A Gaussian Process perspective on Convolutional Neural Networks
Anastasia Borovykh
TL;DR
The paper reframes convolutional neural networks within a Gaussian-process framework to uncover when CNN outputs behave like GP priors, despite the non-iid, compositionally dependent sums characteristic of convolutional layers. It leverages a Bentkus Lyapunov-type bound to justify GP-like behavior in the first layer and derives a recursive, convolutional kernel that evolves with depth, linking CNNs to additive/convolutional GP kernels. Numerical experiments using MMD show that, for moderate filter sizes and common activations, CNN priors quickly resemble GP priors, and CNN posteriors under input conditioning align with GP posteriors for time-series data.
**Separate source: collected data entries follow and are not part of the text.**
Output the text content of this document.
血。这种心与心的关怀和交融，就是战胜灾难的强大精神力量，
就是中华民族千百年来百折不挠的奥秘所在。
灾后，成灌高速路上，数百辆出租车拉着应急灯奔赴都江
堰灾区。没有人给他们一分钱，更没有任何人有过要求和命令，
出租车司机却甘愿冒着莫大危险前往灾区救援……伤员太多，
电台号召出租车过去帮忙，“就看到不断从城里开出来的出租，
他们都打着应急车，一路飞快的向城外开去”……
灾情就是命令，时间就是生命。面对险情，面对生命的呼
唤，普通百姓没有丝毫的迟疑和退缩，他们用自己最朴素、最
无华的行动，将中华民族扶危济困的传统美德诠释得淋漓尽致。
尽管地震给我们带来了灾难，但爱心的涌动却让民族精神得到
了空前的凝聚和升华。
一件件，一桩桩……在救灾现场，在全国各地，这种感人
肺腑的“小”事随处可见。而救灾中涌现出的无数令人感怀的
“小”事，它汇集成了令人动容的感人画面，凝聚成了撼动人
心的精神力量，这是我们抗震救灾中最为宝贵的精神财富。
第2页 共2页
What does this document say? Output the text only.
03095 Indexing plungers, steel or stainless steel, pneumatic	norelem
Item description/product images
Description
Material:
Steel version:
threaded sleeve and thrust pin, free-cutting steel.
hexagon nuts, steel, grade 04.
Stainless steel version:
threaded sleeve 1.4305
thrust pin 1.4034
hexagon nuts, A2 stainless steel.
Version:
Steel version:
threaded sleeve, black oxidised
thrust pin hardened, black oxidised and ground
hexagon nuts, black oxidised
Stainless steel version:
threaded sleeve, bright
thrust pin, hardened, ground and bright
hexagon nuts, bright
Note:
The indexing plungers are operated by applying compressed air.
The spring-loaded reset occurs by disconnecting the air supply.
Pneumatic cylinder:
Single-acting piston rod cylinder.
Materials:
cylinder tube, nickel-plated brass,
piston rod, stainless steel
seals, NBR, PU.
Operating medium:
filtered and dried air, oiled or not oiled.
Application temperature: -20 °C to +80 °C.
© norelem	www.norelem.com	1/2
This work provides a principled Bayesian lens for CNNs, enabling analytic uncertainty via GP machinery and clarifying how the convolutional structure governs GP convergence and kernel formation.
Abstract
In this paper we cast the well-known convolutional neural network in a Gaussian process perspective. In this way we hope to gain additional insights into the performance of convolutional networks, in particular understand under what circumstances they tend to perform well and what assumptions are implicitly made in the network. While for fully-connected networks the properties of convergence to Gaussian processes have been studied extensively, little is known about situations in which the output from a convolutional network approaches a multivariate normal distribution.